Sadece iki günde sosyal medya sayesinde duyduğumuz dört kan dondurucu olayı sizlere hatırlatayım.
İstanbul’un göbeğinde sokak ortasında iki kişi bir kadına tecavüz etmeye kalktı.
Serbest kaldılar.
Yine İstanbul’un göbeğinde Vali Konağı’nın dibinde silahlı çatışma yaşandı, saldırgan çok büyük bir özgüvenle polise teslim oldu. En fazla 3 ay yatar çıkarım düşüncesindeydi belki de.
Defalarca akıl hastanesinde tedavi görmüş, intihara teşebbüs etmiş, tehdit videoları çekmiş bir deli serbest bir şekilde dolaşıp, bir de kasaplık eğitimi aldırılarak resmen katil olmasının önü açılmış. İki genç kızımızı hunharca katletti.

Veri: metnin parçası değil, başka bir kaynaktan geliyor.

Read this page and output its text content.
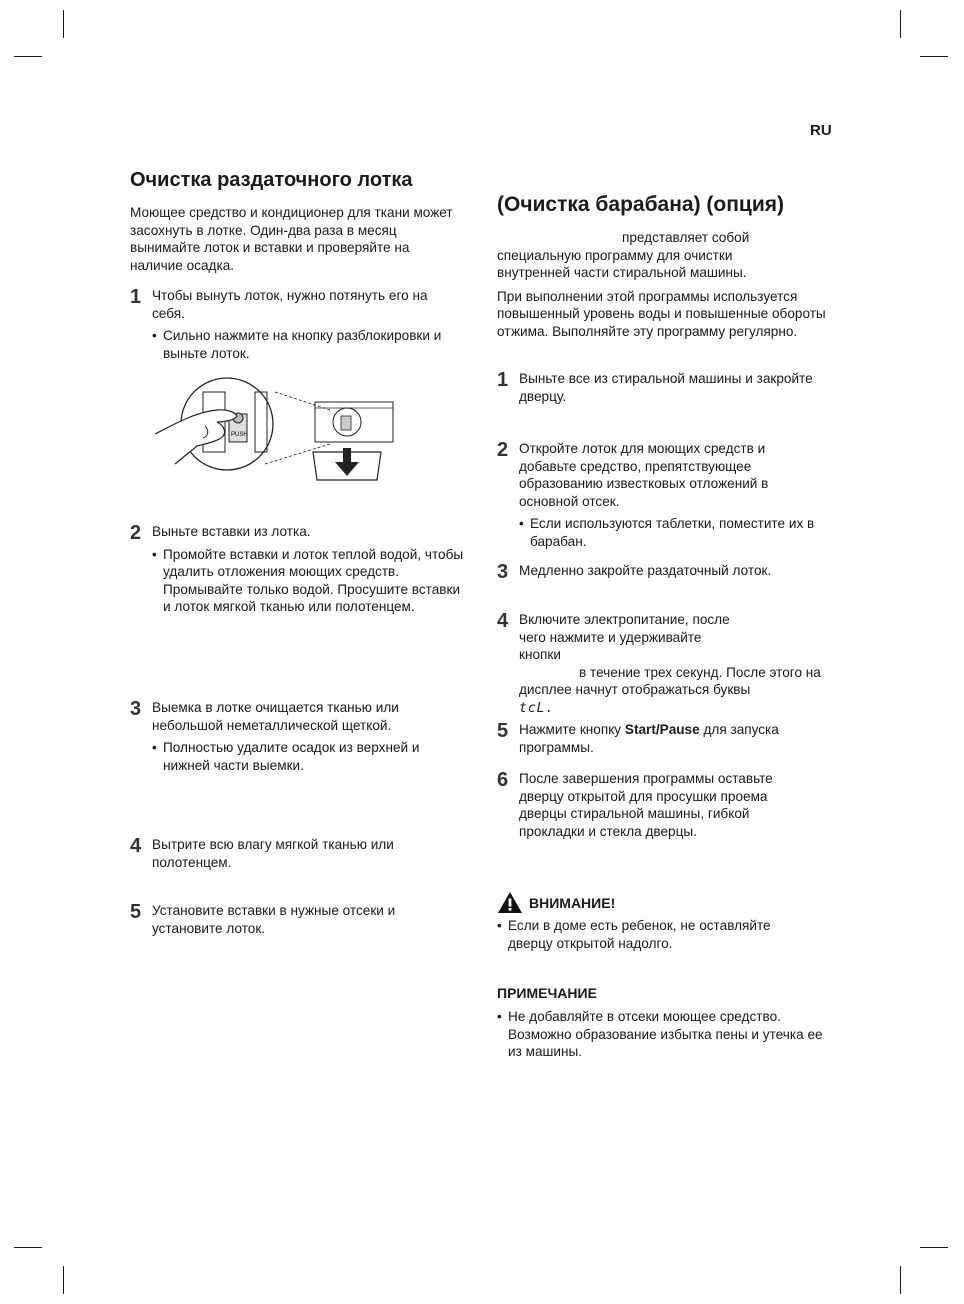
RU
Очистка раздаточного лотка

Моющее средство и кондиционер для ткани может засохнуть в лотке. Один-два раза в месяц вынимайте лоток и вставки и проверяйте на наличие осадка.

1 Чтобы вынуть лоток, нужно потянуть его на себя.

• Сильно нажмите на кнопку разблокировки и выньте лоток.

PUSH
2 Выньте вставки из лотка.

• Промойте вставки и лоток теплой водой, чтобы удалить отложения моющих средств. Промывайте только водой. Просушите вставки и лоток мягкой тканью или полотенцем.

3 Выемка в лотке очищается тканью или небольшой неметаллической щеткой.

• Полностью удалите осадок из верхней и нижней части выемки.

4 Вытрите всю влагу мягкой тканью или полотенцем.

5 Установите вставки в нужные отсеки и установите лоток.

(Очистка барабана) (опция)

представляет собой специальную программу для очистки внутренней части стиральной машины.

При выполнении этой программы используется повышенный уровень воды и повышенные обороты отжима. Выполняйте эту программу регулярно.

1 Выньте все из стиральной машины и закройте дверцу.

2 Откройте лоток для моющих средств и добавьте средство, препятствующее образованию известковых отложений в основной отсек.

• Если используются таблетки, поместите их в барабан.

3 Медленно закройте раздаточный лоток.

4 Включите электропитание, после чего нажмите и удерживайте кнопки

в течение трех секунд. После этого на дисплее начнут отображаться буквы

tcL.

5 Нажмите кнопку Start/Pause для запуска программы.

6 После завершения программы оставьте дверцу открытой для просушки проема дверцы стиральной машины, гибкой прокладки и стекла дверцы.

ВНИМАНИЕ!

• Если в доме есть ребенок, не оставляйте дверцу открытой надолго.

ПРИМЕЧАНИЕ

• Не добавляйте в отсеки моющее средство. Возможно образование избытка пены и утечка ее из машины.
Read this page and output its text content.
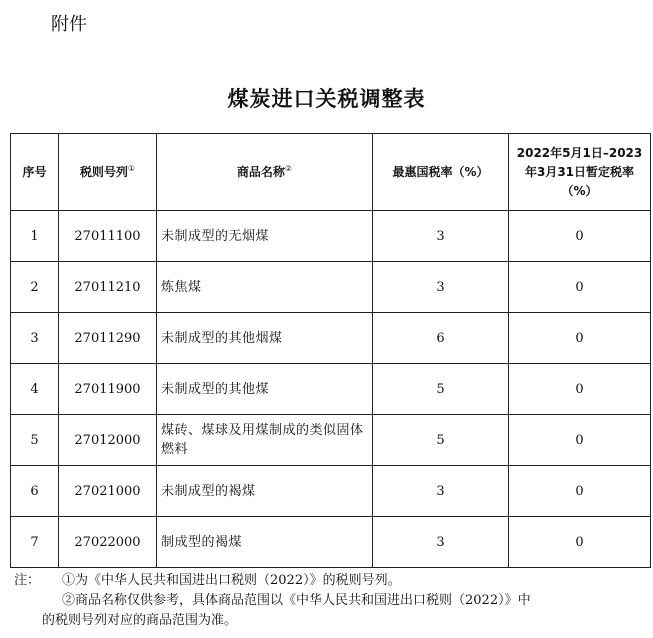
附件
煤炭进口关税调整表
序号	税则号列①	商品名称②	最惠国税率（%）	2022年5月1日–2023
年3月31日暂定税率
（%）

1	27011100	未制成型的无烟煤	3	0
2	27011210	炼焦煤	3	0
3	27011290	未制成型的其他烟煤	6	0
4	27011900	未制成型的其他煤	5	0
5	27012000	煤砖、煤球及用煤制成的类似固体燃料	5	0
6	27021000	未制成型的褐煤	3	0
7	27022000	制成型的褐煤	3	0
注： ①为《中华人民共和国进出口税则（2022）》的税则号列。
②商品名称仅供参考，具体商品范围以《中华人民共和国进出口税则（2022）》中
的税则号列对应的商品范围为准。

Sayın Cumhurbaşkanımıza hakaret etsek saniyesinde IP adresimiz üzerinden ters kelepçeyle bizi alacak polis ekiplerimiz küçük kız çocuklarına internet üzerinden tehdit ve şantaj yapanlar hakkında henüz en ufak bir operasyonda bulunmadılar.
Emniyet güçlerimizin günahını almak istemem. Onlar da emir komuta zinciri içinde görevlerini yürütüyorlar. Bazen hiç gözaltı gerçekleşmiyor. Bazen de çok sert gözaltılar görüyoruz.
Ancak siyaseti, iktidarı, muhafazakar toplum hassasiyetini ucundan kıyısından ilgilendiren konulara verilen reaksiyonlar katillere, sapıklara, tecavüzcülere verilen reaksiyon arasında normalde bir fark olması gerekiyor. Katillere, sapıklara, tecavüzcülere nefes aldırmamak gibi.
Biz de ise sanki pek de öyle değil.
Yukarıda sıraladığım suçların niteliği ne kadar iğrenç değil mi? İşte cezalar caydırıcı olmazsa toplum çürümesi hızlanıyor.
Lağım taşmış durumda. Ortalık pislik kokuyor.
20 suç kaydı bulunan psikopatın sokakta olmasının sebebi emniyet güçleri değil, yargı yetkilileridir.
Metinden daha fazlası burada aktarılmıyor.